Two Black Mirror episodes that are super related to what I’ve talked about:

Season 3 Episode 1

Season 1 Episode 2

One Comment

  1. Jim Waldo wrote:

    So, have you tried going for some period of time totally disconnected from the network?

    Part of my worry is the overwhelming expectation that one is always connected, and that one must answer immediately. We worry when our email isn’t immediately answered, or our text message replied to in seconds. Sometimes, it is worthwhile to break that expectation in others.

    At Harvard, if you are staff, there is a nearly ritual message that everyone leaves when they are going to be away from their email. You start by saying that you are out of the office, when you will be back, and that you will be looking at email only occasionally. Then you give a name and email of someone who should be contacted “if this is an emergency”.

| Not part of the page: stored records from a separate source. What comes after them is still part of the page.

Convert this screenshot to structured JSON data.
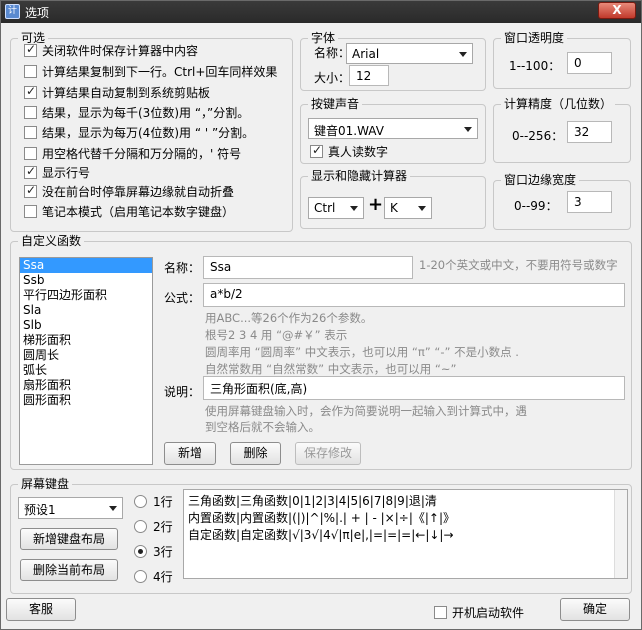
{
  "window": {
    "title": "选项",
    "close": "X",
    "app_icon_glyph": "计"
  },
  "optional": {
    "title": "可选",
    "items": [
      {
        "label": "关闭软件时保存计算器中内容",
        "checked": true
      },
      {
        "label": "计算结果复制到下一行。Ctrl+回车同样效果",
        "checked": false
      },
      {
        "label": "计算结果自动复制到系统剪贴板",
        "checked": true
      },
      {
        "label": "结果，显示为每千(3位数)用 “，”分割。",
        "checked": false
      },
      {
        "label": "结果，显示为每万(4位数)用 “ ' ”分割。",
        "checked": false
      },
      {
        "label": "用空格代替千分隔和万分隔的，' 符号",
        "checked": false
      },
      {
        "label": "显示行号",
        "checked": true
      },
      {
        "label": "没在前台时停靠屏幕边缘就自动折叠",
        "checked": true
      },
      {
        "label": "笔记本模式（启用笔记本数字键盘）",
        "checked": false
      }
    ]
  },
  "font": {
    "title": "字体",
    "name_label": "名称：",
    "name_value": "Arial",
    "size_label": "大小：",
    "size_value": "12"
  },
  "opacity": {
    "title": "窗口透明度",
    "range_label": "1--100：",
    "value": "0"
  },
  "keysound": {
    "title": "按键声音",
    "sound_value": "键音01.WAV",
    "voice_label": "真人读数字",
    "voice_checked": true
  },
  "precision": {
    "title": "计算精度（几位数）",
    "range_label": "0--256：",
    "value": "32"
  },
  "hotkey": {
    "title": "显示和隐藏计算器",
    "modifier": "Ctrl",
    "plus": "+",
    "key": "K"
  },
  "border": {
    "title": "窗口边缘宽度",
    "range_label": "0--99：",
    "value": "3"
  },
  "custom": {
    "title": "自定义函数",
    "functions": [
      "Ssa",
      "Ssb",
      "平行四边形面积",
      "Sla",
      "Slb",
      "梯形面积",
      "圆周长",
      "弧长",
      "扇形面积",
      "圆形面积"
    ],
    "selected_index": 0,
    "name_label": "名称：",
    "name_value": "Ssa",
    "name_hint": "1-20个英文或中文，不要用符号或数字",
    "formula_label": "公式：",
    "formula_value": "a*b/2",
    "formula_help": [
      "用ABC...等26个作为26个参数。",
      "根号2 3 4 用 “@#￥” 表示",
      "圆周率用 “圆周率” 中文表示，也可以用 “π”  “-” 不是小数点 .",
      "自然常数用 “自然常数” 中文表示，也可以用 “~”"
    ],
    "desc_label": "说明：",
    "desc_value": "三角形面积(底,高)",
    "desc_help": [
      "使用屏幕键盘输入时，会作为简要说明一起输入到计算式中，遇",
      "到空格后就不会输入。"
    ],
    "add_button": "新增",
    "delete_button": "删除",
    "save_button": "保存修改"
  },
  "keyboard": {
    "title": "屏幕键盘",
    "preset_value": "预设1",
    "new_layout_button": "新增键盘布局",
    "delete_layout_button": "删除当前布局",
    "rows_options": [
      "1行",
      "2行",
      "3行",
      "4行"
    ],
    "rows_selected": 2,
    "layout_lines": [
      "三角函数|三角函数|0|1|2|3|4|5|6|7|8|9|退|清",
      "内置函数|内置函数|(|)|^|%|.| + | - |×|÷|《|↑|》",
      "自定函数|自定函数|√|3√|4√|π|e|,|=|=|=|←|↓|→"
    ]
  },
  "footer": {
    "service_button": "客服",
    "autostart_label": "开机启动软件",
    "autostart_checked": false,
    "ok_button": "确定"
  }
}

    The first time I was gone for a while after joining Harvard full time, I left a message that started in the standard way. But when it got to the second paragraph, I told people “if this is an emergency, you might want to re-examine your priorities. There is nothing I can do to help in a real emergency. Get in touch when I get back.”

    The reaction was, well, somewhat entertaining but also telling. People didn’t know that you could do that. But I found it both true and liberating.

    Moral: don’t let the expectations of others determine your response. But sometimes that means that you need to train them, and yourself.